Southern Sudanese citizens chant slogans and hold placards as they march in the streets in support of the independence referendum in Juba
Photograph by: STR
The disclosure comes at a time when tensions between north and Southern Sudan are growing ahead of a referendum on independence for the south.
The controversy began in September 2008 when pirates hijacked a Ukrainian-owned freighter, the MV Faina, off the coast of Somalia as it headed for the Kenyan port of Mombasa.
While still under pirate control, the Ukrainian government confirmed that there were 33 T-72 tanks and other military equipment on board.
A highly embarrassing situation quickly developed for Kenya, which helped broker the 2005 peace deal that ended a 21-year civil war between the mainly Muslim north Sudan and the Christian and Animist south.
Both Ukraine and Kenya insisted the weapons were destined for use by the Kenyan army - a claim made to look unfeasible when media got their hands on the manifest, which seemed to indicate the final recipient was the government of Southern Sudan.
The denials continued unabated, but a cable from the United States embassy in Nairobi from October 2008 described it as "a poorly-kept secret, however, that the shipment was originally bound for South Sudan."
According to the leaked cables, the US State Department took the arms transfers seriously when they happened, as they involved a breach of an arms embargo.
The US Ambassador to Kenya, Michael Ranneberger, threatened Kenya in December 2009 with "sweeping sanctions" if they transferred the 33 tanks and ammunition to Southern Sudan, according to the WikiLeaks cables.
However, this position "confused" the Kenyan government. The US was aware of previous, secret shipments under George W Bush, according to a Kenyan official quoted in the cables, but was strongly opposed to the latest delivery of tanks under President Barack Obama.

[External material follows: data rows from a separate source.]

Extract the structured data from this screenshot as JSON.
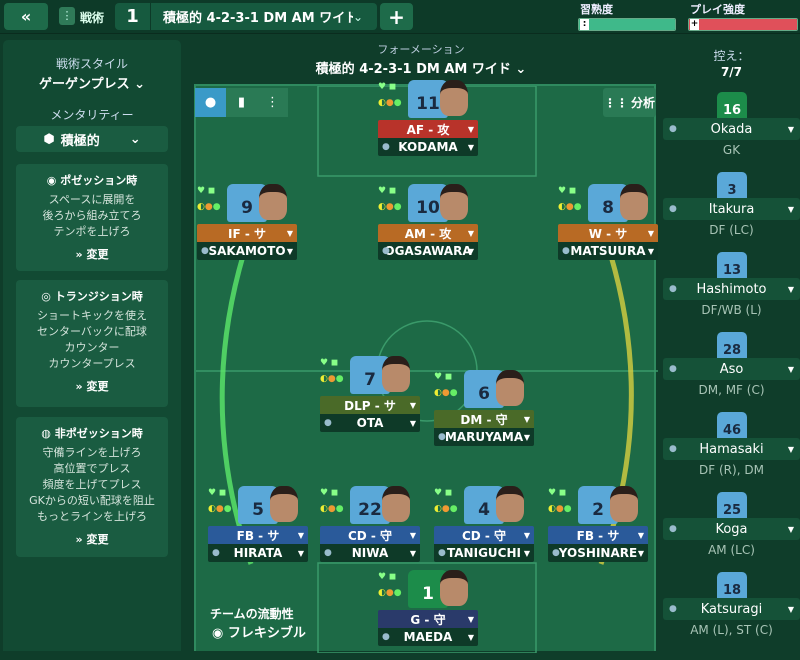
{
  "topbar": {
    "tactics_label": "戦術",
    "slot_number": "1",
    "slot_name": "積極的 4-2-3-1 DM AM ワイド…",
    "familiarity_label": "習熟度",
    "intensity_label": "プレイ強度",
    "familiarity_pct": 100,
    "intensity_pct": 100,
    "familiarity_color": "#3fb98a",
    "intensity_color": "#e0505a"
  },
  "sidebar": {
    "style_label": "戦術スタイル",
    "style_value": "ゲーゲンプレス",
    "mentality_label": "メンタリティー",
    "mentality_value": "積極的",
    "in_possession": {
      "title": "ポゼッション時",
      "lines": [
        "スペースに展開を",
        "後ろから組み立てろ",
        "テンポを上げろ"
      ],
      "change": "変更"
    },
    "transition": {
      "title": "トランジション時",
      "lines": [
        "ショートキックを使え",
        "センターバックに配球",
        "カウンター",
        "カウンタープレス"
      ],
      "change": "変更"
    },
    "out_possession": {
      "title": "非ポゼッション時",
      "lines": [
        "守備ラインを上げろ",
        "高位置でプレス",
        "頻度を上げてプレス",
        "GKからの短い配球を阻止",
        "もっとラインを上げろ"
      ],
      "change": "変更"
    }
  },
  "pitch": {
    "formation_label": "フォーメーション",
    "formation_name": "積極的 4-2-3-1 DM AM ワイド",
    "analysis_label": "分析",
    "fluidity_label": "チームの流動性",
    "fluidity_value": "フレキシブル"
  },
  "players": [
    {
      "number": "11",
      "role": "AF - 攻",
      "name": "KODAMA",
      "role_color": "#b8332a"
    },
    {
      "number": "9",
      "role": "IF - サ",
      "name": "SAKAMOTO",
      "role_color": "#b86a24"
    },
    {
      "number": "10",
      "role": "AM - 攻",
      "name": "OGASAWARA",
      "role_color": "#b86a24"
    },
    {
      "number": "8",
      "role": "W - サ",
      "name": "MATSUURA",
      "role_color": "#b86a24"
    },
    {
      "number": "7",
      "role": "DLP - サ",
      "name": "OTA",
      "role_color": "#4a6a28"
    },
    {
      "number": "6",
      "role": "DM - 守",
      "name": "MARUYAMA",
      "role_color": "#4a6a28"
    },
    {
      "number": "5",
      "role": "FB - サ",
      "name": "HIRATA",
      "role_color": "#2a5a9a"
    },
    {
      "number": "22",
      "role": "CD - 守",
      "name": "NIWA",
      "role_color": "#2a5a9a"
    },
    {
      "number": "4",
      "role": "CD - 守",
      "name": "TANIGUCHI",
      "role_color": "#2a5a9a"
    },
    {
      "number": "2",
      "role": "FB - サ",
      "name": "YOSHINARE",
      "role_color": "#2a5a9a"
    },
    {
      "number": "1",
      "role": "G - 守",
      "name": "MAEDA",
      "role_color": "#2a3a6a"
    }
  ],
  "subs": {
    "header": "控え：",
    "count": "7/7",
    "list": [
      {
        "number": "16",
        "name": "Okada",
        "pos": "GK"
      },
      {
        "number": "3",
        "name": "Itakura",
        "pos": "DF (LC)"
      },
      {
        "number": "13",
        "name": "Hashimoto",
        "pos": "DF/WB (L)"
      },
      {
        "number": "28",
        "name": "Aso",
        "pos": "DM, MF (C)"
      },
      {
        "number": "46",
        "name": "Hamasaki",
        "pos": "DF (R), DM"
      },
      {
        "number": "25",
        "name": "Koga",
        "pos": "AM (LC)"
      },
      {
        "number": "18",
        "name": "Katsuragi",
        "pos": "AM (L), ST (C)"
      }
    ]
  }
}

The MV Faina was released after five months when a 3.2-million- dollar ransom was paid. The tanks, which were delivered to Mombasa and would have been transported to Southern Sudan overland were it not for the pirate attack, are reportedly still in the East African nation.
The timing of the revelation is potentially damaging as Southern Sudanese are scheduled to vote on their independence on January 9.
Preparations for the historic vote have laid bare the deep distrust that remains between the two sides. US Secretary of State Hillary Clinton has called the situation a "ticking time bomb," and both sides are believed to have a large arsenal of weaponry at their disposal.
Three reported incidents of northern army attacks near the north-south border in Greater Bahr el-Ghazal have increased concerns of a return to war.
The northern government has accused the south of voter intimidation and a lack of transparency during the recently completed registration for the January referendum.
However, southern army officials downplayed the significance of the revelations.
"That happened two years ago. I have nothing to say about old news," Colonel Philip Aguer, spokesman for the Sudan People's Liberation Army, told the German Press Agency dpa.
Northern officials could not be reached for comment, although an adviser to Sudan's President Omar al-Bashir told the New York Times he was not surprised and that the shipments could become "a very hot political issue."
Reaction in Kenya and Ukraine, where few believed the denials, was muted.
Government denials in Ukraine lost their credibility last year when photographs and reports surfaced showing Made-in-Ukraine military kit with the name of a Southern Sudan addressee stencilled on the kit.